Americans think there will always be a new antibiotic to treat new infections whenever they need it, but that is no longer the case.

“We can’t rely on that to bail us out,” he said. Washing hands and using antibiotics responsibly is a must to prevent the spread of superbugs. A superbug has to be transmitted into the body in order for people to be infected.

Undoubtedly and unfortunately, the number of people who will contract and die from superbug infections will continue to grow over the next 30 years, Malepati said.

“Leaders are not talking about it, but the reality is that poor national and global antibiotic conservation and stewardship policy and aggressive direct-to-consumer marketing of antibiotics have fueled what is now becoming a developing global crisis,” he added.

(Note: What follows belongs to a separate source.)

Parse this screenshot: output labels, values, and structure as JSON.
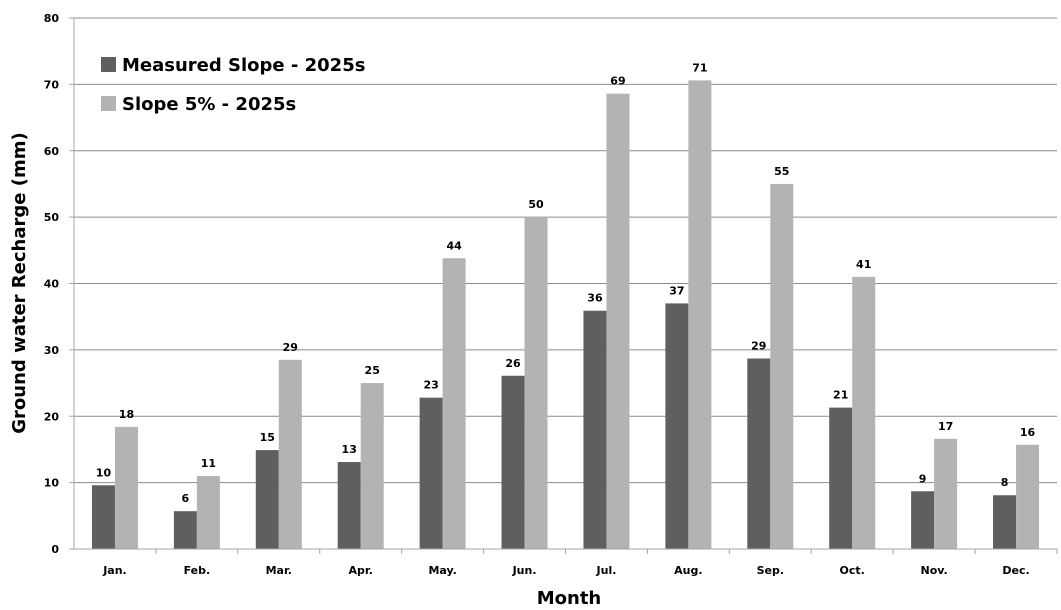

In acute care hospitals, 1 in 7 catheter- and surgery-related health care-associated infections can be caused by six antibiotic-resistant bacteria, including:

1.) Carbapenem-resistant Enterobacteriaceae (CRE)
2.) Methicillin-resistant Staphylococcus aureus (MRSA)
3.) ESBL-producing Enterobacteriaceae (extended-spectrum β-lactamases)
4.) Vancomycin-resistant Enterococcus (VRE)
5.) Multidrug-resistant Pseudomonas aeruginosa
6.) Multidrug-resistant Acinetobacter

That number increases to 1 in 4 infections in long-term acute care hospitals, which treat patients who are generally very sick and stay, on average, more than 25 days.